Disable the final `complete` event

If you only care about per-chunk violation events and want to skip the end-of-stream finalize call:

for await (const evt of ip.streamCheckOutput({
  sessionId,
  source: outputChunks(...),
  finalize: false,  // ← skips /check-output/finalize
})) { ... }

Saves one round-trip and one short-mode LLM call. Cost: you don’t get suggestedRedaction or the consolidated safe verdict.

Direct API access (without the SDK helper)

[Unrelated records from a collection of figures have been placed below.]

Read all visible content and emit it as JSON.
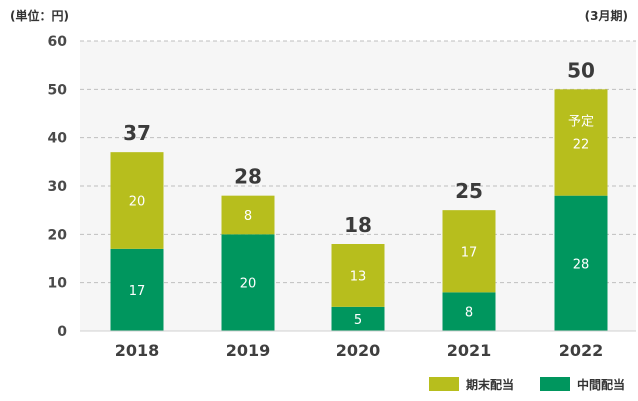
{
  "chart_data": {
    "type": "bar",
    "stacked": true,
    "title": "",
    "unit_label": "(単位：円)",
    "period_label": "(3月期)",
    "xlabel": "",
    "ylabel": "",
    "ylim": [
      0,
      60
    ],
    "yticks": [
      0,
      10,
      20,
      30,
      40,
      50,
      60
    ],
    "grid": true,
    "legend_position": "bottom-right",
    "categories": [
      "2018",
      "2019",
      "2020",
      "2021",
      "2022"
    ],
    "series": [
      {
        "name": "中間配当",
        "color": "#00965e",
        "values": [
          17,
          20,
          5,
          8,
          28
        ]
      },
      {
        "name": "期末配当",
        "color": "#b7be1d",
        "values": [
          20,
          8,
          13,
          17,
          22
        ]
      }
    ],
    "totals": [
      37,
      28,
      18,
      25,
      50
    ],
    "annotations": [
      {
        "category": "2022",
        "series": "期末配当",
        "text": "予定"
      }
    ],
    "legend_order": [
      "期末配当",
      "中間配当"
    ],
    "colors": {
      "plot_background": "#f6f6f6",
      "gridline": "#bfbfbf",
      "axis_text": "#4a4a4a",
      "total_text": "#3b3b3b"
    }
  }
}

If you need lower-level control:

POST /api/v1/agent/governance/check-output/stream
Authorization: Bearer inp_live_…
Content-Type: application/json

{
  "sessionId": "sess_abc",
  "fullText": "Sure, here is the refund for John Smith (john@acme.com)",
  "lastCheckedOffset": 0,
  "isFinal": false
}

Response shape:

{
  "sessionId": "sess_abc",
  "newViolations": [
    {
      "policyId": "policy_pii",
      "matchedText": "John Smith (john@acme.com)",
      "explanation": "Customer name and email...",
      "severity": 4.5,
      "confidence": 0.92,
      "enforcementType": "fix",
      "enforcementText": "[REDACTED]",
      "offset": 28
    }
  ],
  "watermark": 56,
  "isComplete": false,
  "riskScore": 0.92,
  "traceId": "trc_…"
}

Pass watermark (56 above) as lastCheckedOffset on the next call. When the LLM finishes, set isFinal: true to force detection on any tail content below the chunk threshold. Then call POST /api/v1/agent/governance/check-output/finalize for the consolidated verdict.

Latency expectations

Operation	Typical	p95
Single `/check-output/stream` call	1.0–2.5 s	3 s
End-of-stream `/finalize`	1.5–6 s (depends on full output length)	8 s

Time-to-first-violation in practice is dominated by the first /check-output/stream call once you cross chunkSize of buffered text. Using the default 200-char chunk size, this is ~1.5 s after the LLM emits its first ~200 chars.

Auth + gating

Same as non-streaming check_output: requires post_inference_checking: "allowed" on the API key. Streaming endpoints return 403 otherwise.